Só não me desapeguei, nem me desapegarei das minhas caminhadas diárias de vinte quilômetros, estivesse/esteja em Praga, na República Tcheca, ou em Irecê, na Bahia, ou pelas vias laterais da ponte Rio-Niterói. Não sem motivo:  é esse caminhar que me mantém vivo-morto, com a cabeça rigorosamente em cima do pescoço, e apenas razoavelmente insano – nem mais nem menos que os ditos humanoides que me cercam nos lugares pelos quais circulo no Rio de Janeiro e alhures.
Entre 31 de dezembro e 8 de janeiro resolvi mergulhar num período sabático. Era desejo antigo que finalmente se materializou. Nesse período senti enorme prazer em cagar e andar para coisas nefastas tipo réveillon, aniversário, jornais, internet, televisão, aparelhos celulares et caterva. E  basicamente, andar e rezar muito, rezar por tudo, por estar vivo, por estar morto, ou por estar vivo e morto ao mesmo tempo, como, de fato, me sinto.
(Ah, sim, nesse período li obra magistral: Marighella, escrita por Mário Magalhães. Mais  que  biografia, é retrato sem retoques da condição humana, o ser humano no osso, no cu do cu).   
Tal distanciamento da realidade abjeta na qual vivemos me provou momentos extáticos que certamente me garantirão alguns dias a mais de vida. Concluí: menos velho fosse me tornaria ermitão que viveria o resto da vida nos mais escondidos rincões da Terra em companhia de ursos polares bissexuais.
Nesse sabá improvisado, fiz algumas anotações que registram memórias, conclusões a respeito do mundo e certas impressões e insights advindas do meu inconsciente – e, como diziam os surrealistas,   a arte (e a vida, acrescente-se) é o inconsciente e nada mais quê.
I.                  O Deus do Velho Testamento é um psicopata.

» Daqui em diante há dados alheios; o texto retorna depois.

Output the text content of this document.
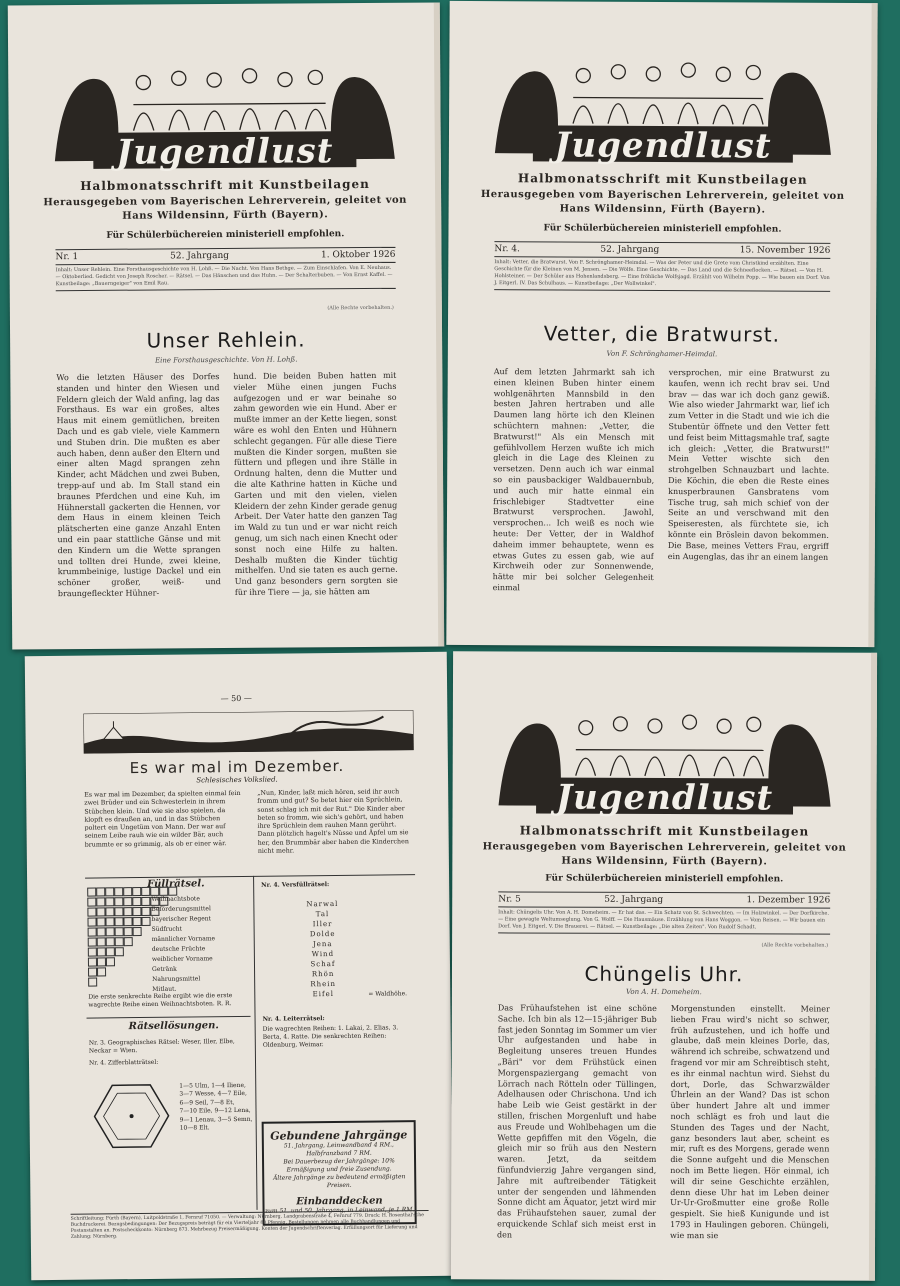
Jugendlust
Halbmonatsschrift mit Kunstbeilagen
Herausgegeben vom Bayerischen Lehrerverein, geleitet von
Hans Wildensinn, Fürth (Bayern).
Für Schülerbüchereien ministeriell empfohlen.
Nr. 1	52. Jahrgang	1. Oktober 1926
Inhalt: Unser Rehlein. Eine Forsthausgeschichte von H. Lohß. — Die Nacht. Von Hans Bethge. — Zum Einschlafen. Von E. Neuhaus. — Oktoberlied. Gedicht von Joseph Roscher. — Rätsel. — Das Hänschen und das Huhn. — Der Schalterbuben. — Von Ernst Kaffel. — Kunstbeilage: „Bauerngeiger" von Emil Rau.
(Alle Rechte vorbehalten.)
Unser Rehlein.
Eine Forsthausgeschichte. Von H. Lohß.
Wo die letzten Häuser des Dorfes standen und hinter den Wiesen und Feldern gleich der Wald anfing, lag das Forsthaus. Es war ein großes, altes Haus mit einem gemütlichen, breiten Dach und es gab viele, viele Kammern und Stuben drin. Die mußten es aber auch haben, denn außer den Eltern und einer alten Magd sprangen zehn Kinder, acht Mädchen und zwei Buben, trepp-auf und ab. Im Stall stand ein braunes Pferdchen und eine Kuh, im Hühnerstall gackerten die Hennen, vor dem Haus in einem kleinen Teich plätscherten eine ganze Anzahl Enten und ein paar stattliche Gänse und mit den Kindern um die Wette sprangen und tollten drei Hunde, zwei kleine, krummbeinige, lustige Dackel und ein schöner großer, weiß- und braungefleckter Hühner-
hund. Die beiden Buben hatten mit vieler Mühe einen jungen Fuchs aufgezogen und er war beinahe so zahm geworden wie ein Hund. Aber er mußte immer an der Kette liegen, sonst wäre es wohl den Enten und Hühnern schlecht gegangen. Für alle diese Tiere mußten die Kinder sorgen, mußten sie füttern und pflegen und ihre Ställe in Ordnung halten, denn die Mutter und die alte Kathrine hatten in Küche und Garten und mit den vielen, vielen Kleidern der zehn Kinder gerade genug Arbeit. Der Vater hatte den ganzen Tag im Wald zu tun und er war nicht reich genug, um sich nach einen Knecht oder sonst noch eine Hilfe zu halten. Deshalb mußten die Kinder tüchtig mithelfen. Und sie taten es auch gerne. Und ganz besonders gern sorgten sie für ihre Tiere — ja, sie hätten am
Jugendlust
Halbmonatsschrift mit Kunstbeilagen
Herausgegeben vom Bayerischen Lehrerverein, geleitet von
Hans Wildensinn, Fürth (Bayern).
Für Schülerbüchereien ministeriell empfohlen.
Nr. 4.	52. Jahrgang	15. November 1926
Inhalt: Vetter, die Bratwurst. Von F. Schrönghamer-Heimdal. — Was der Peter und die Grete vom Christkind erzählten. Eine Geschichte für die Kleinen von M. Jensen. — Die Wölfe. Eine Geschichte. — Das Land und die Schneeflocken. — Rätsel. — Von H. Hohlsteiner. — Der Schüler aus Hohenlandsberg. — Eine fröhliche Wolfsjagd. Erzählt von Wilhelm Popp. — Wie bauen ein Dorf. Von J. Eitgerl. IV. Das Schulhaus. — Kunstbeilage: „Der Wollwinkel".
Vetter, die Bratwurst.
Von F. Schrönghamer-Heimdal.
Auf dem letzten Jahrmarkt sah ich einen kleinen Buben hinter einem wohlgenährten Mannsbild in den besten Jahren hertraben und alle Daumen lang hörte ich den Kleinen schüchtern mahnen: „Vetter, die Bratwurst!" Als ein Mensch mit gefühlvollem Herzen wußte ich mich gleich in die Lage des Kleinen zu versetzen. Denn auch ich war einmal so ein pausbackiger Waldbauernbub, und auch mir hatte einmal ein frischlebiger Stadtvetter eine Bratwurst versprochen. Jawohl, versprochen... Ich weiß es noch wie heute: Der Vetter, der in Waldhof daheim immer behauptete, wenn es etwas Gutes zu essen gab, wie auf Kirchweih oder zur Sonnenwende, hätte mir bei solcher Gelegenheit einmal
versprochen, mir eine Bratwurst zu kaufen, wenn ich recht brav sei. Und brav — das war ich doch ganz gewiß. Wie also wieder Jahrmarkt war, lief ich zum Vetter in die Stadt und wie ich die Stubentür öffnete und den Vetter fett und feist beim Mittagsmahle traf, sagte ich gleich: „Vetter, die Bratwurst!" Mein Vetter wischte sich den strohgelben Schnauzbart und lachte. Die Köchin, die eben die Reste eines knusperbraunen Gansbratens vom Tische trug, sah mich schief von der Seite an und verschwand mit den Speiseresten, als fürchtete sie, ich könnte ein Bröslein davon bekommen. Die Base, meines Vetters Frau, ergriff ein Augenglas, das ihr an einem langen
— 50 —
Es war mal im Dezember.
Schlesisches Volkslied.
Es war mal im Dezember, da spielten einmal fein zwei Brüder und ein Schwesterlein in ihrem Stübchen klein. Und wie sie also spielen, da klopft es draußen an, und in das Stübchen poltert ein Ungetüm von Mann. Der war auf seinem Leibe rauh wie ein wilder Bär, auch brummte er so grimmig, als ob er einer wär.
„Nun, Kinder, laßt mich hören, seid ihr auch fromm und gut? So betet hier ein Sprüchlein, sonst schlag ich mit der Rut." Die Kinder aber beten so fromm, wie sich's gehört, und haben ihre Sprüchlein dem rauhen Mann gerührt. Dann plötzlich hagelt's Nüsse und Äpfel um sie her, den Brummbär aber haben die Kinderchen nicht mehr.
Füllrätsel.
Weihnachtsbote
Beförderungsmittel
bayerischer Regent
Südfrucht
männlicher Vorname
deutsche Früchte
weiblicher Vorname
Getränk
Nahrungsmittel
Mitlaut.
Die erste senkrechte Reihe ergibt wie die erste wagrechte Reihe einen Weihnachtsboten. R. R.
Rätsellösungen.
Nr. 3. Geographisches Rätsel: Weser, Iller, Elbe, Neckar = Wien.
Nr. 4. Zifferblatträtsel:
1—5 Ulm, 1—4 Iliene,
3—7 Wesse, 4—7 Eile,
6—9 Seil, 7—8 Et,
7—10 Eile, 9—12 Lena,
9—1 Lenau, 3—5 Semn,
10—8 Elt.
Nr. 4. Versfüllrätsel:
Narwal
Tal
Iller
Dolde
Jena
Wind
Schaf
Rhön
Rhein
Eifel	= Waldhöhe.
Nr. 4. Leiterrätsel:
Die wagrechten Reihen: 1. Lakai, 2. Elias, 3. Berta, 4. Ratte. Die senkrechten Reihen: Oldenburg, Weimar.
Gebundene Jahrgänge
51. Jahrgang, Leinwandband 4 RM., Halbfranzband 7 RM.
Bei Dauerbezug der Jahrgänge: 10% Ermäßigung und freie Zusendung.
Ältere Jahrgänge zu bedeutend ermäßigten Preisen.
Einbanddecken
zum 51. und 50. Jahrgang, in Leinwand, je 1 RM.
Schriftleitung: Fürth (Bayern), Luitpoldstraße 1, Fernruf 71050. — Verwaltung: Nürnberg, Landgrabenstraße 4, Fernruf 779. Druck: H. Rosenthal'sche Buchdruckerei. Bezugsbedingungen: Der Bezugspreis beträgt für ein Vierteljahr 80 Pfennig. Bestellungen nehmen alle Buchhandlungen und Postanstalten an. Postscheckkonto: Nürnberg 873. Mehrbezug Preisermäßigung. Konten der Jugendschriftenverlag. Erfüllungsort für Lieferung und Zahlung: Nürnberg.
Jugendlust
Halbmonatsschrift mit Kunstbeilagen
Herausgegeben vom Bayerischen Lehrerverein, geleitet von
Hans Wildensinn, Fürth (Bayern).
Für Schülerbüchereien ministeriell empfohlen.
Nr. 5	52. Jahrgang	1. Dezember 1926
Inhalt: Chüngelis Uhr. Von A. H. Domeheim. — Er hat das. — Ein Schatz von St. Schwechten. — Im Holzwinkel. — Der Dorfkirche. — Eine gewagte Weltumseglung. Von G. Wolff. — Die Hausmäuse. Erzählung von Hans Woggon. — Vom Reisen. — Wir bauen ein Dorf. Von J. Eitgerl. V. Die Brauerei. — Rätsel. — Kunstbeilage: „Die alten Zeiten". Von Rudolf Schadt.
(Alle Rechte vorbehalten.)
Chüngelis Uhr.
Von A. H. Domeheim.
Das Frühaufstehen ist eine schöne Sache. Ich bin als 12—15-jähriger Bub fast jeden Sonntag im Sommer um vier Uhr aufgestanden und habe in Begleitung unseres treuen Hundes „Bäri" vor dem Frühstück einen Morgenspaziergang gemacht von Lörrach nach Rötteln oder Tüllingen, Adelhausen oder Chrischona. Und ich habe Leib wie Geist gestärkt in der stillen, frischen Morgenluft und habe aus Freude und Wohlbehagen um die Wette gepfiffen mit den Vögeln, die gleich mir so früh aus den Nestern waren. Jetzt, da seitdem fünfundvierzig Jahre vergangen sind, Jahre mit auftreibender Tätigkeit unter der sengenden und lähmenden Sonne dicht am Äquator, jetzt wird mir das Frühaufstehen sauer, zumal der erquickende Schlaf sich meist erst in den
Morgenstunden einstellt. Meiner lieben Frau wird's nicht so schwer, früh aufzustehen, und ich hoffe und glaube, daß mein kleines Dorle, das, während ich schreibe, schwatzend und fragend vor mir am Schreibtisch steht, es ihr einmal nachtun wird. Siehst du dort, Dorle, das Schwarzwälder Ührlein an der Wand? Das ist schon über hundert Jahre alt und immer noch schlägt es froh und laut die Stunden des Tages und der Nacht, ganz besonders laut aber, scheint es mir, ruft es des Morgens, gerade wenn die Sonne aufgeht und die Menschen noch im Bette liegen. Hör einmal, ich will dir seine Geschichte erzählen, denn diese Uhr hat im Leben deiner Ur-Ur-Großmutter eine große Rolle gespielt. Sie hieß Kunigunde und ist 1793 in Haulingen geboren. Chüngeli, wie man sie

II.               A gente começa a se foder e a acaber de se foder inexoravelmente quando põe no outro a razão e o motivo de nossa (in)felicidade.

III.           O inferno somos nós – Jean-Paul Sartre e Simone de Beauvoir, inclusive.

IV.           Eu escrevo com as pernas, e com os pés.
          
V.               Ser ou não ser, o caralho! A pergunta básica de nossa existência é matar ou morrer? – e viva Marighella!

VI.           Pedrinho, 17, não era alegre. Nem triste. Nem poeta. Simplesmente não gostava do filme a que o obrigavam a assistir. Inspirava-lhe náusea, e vivia vomitando dia sim dia não. Ponto. De repente, o telefone tocou. Era para ele. Tinha certeza. Atendeu. Ouviu: - É a morte quem fala! Pedrinho explodiu de júbilo: - Putaquepariu. Por que você demorou tanto, caralho? A morte-anjo esbravejou: - A gente sempre surge na hora certa, pirralho! Chegou a sua hora. Pule pela janela, já! Pedrinho, louco de alegria, pulou e gritou o mesmo grito primal que Janet Leigh gritava em Psicose, de Alfred Hitchcock. A mãe de Pedrinho, dona Hilda, se não me falha a memória, continuou a assistir, enfeitiçada, a mais um capítulo de O Sheik de Agadir. Sequer  tirou os olhos da tela. Simplesmente urrou: - Porra! Cala a boca, Pedrinho!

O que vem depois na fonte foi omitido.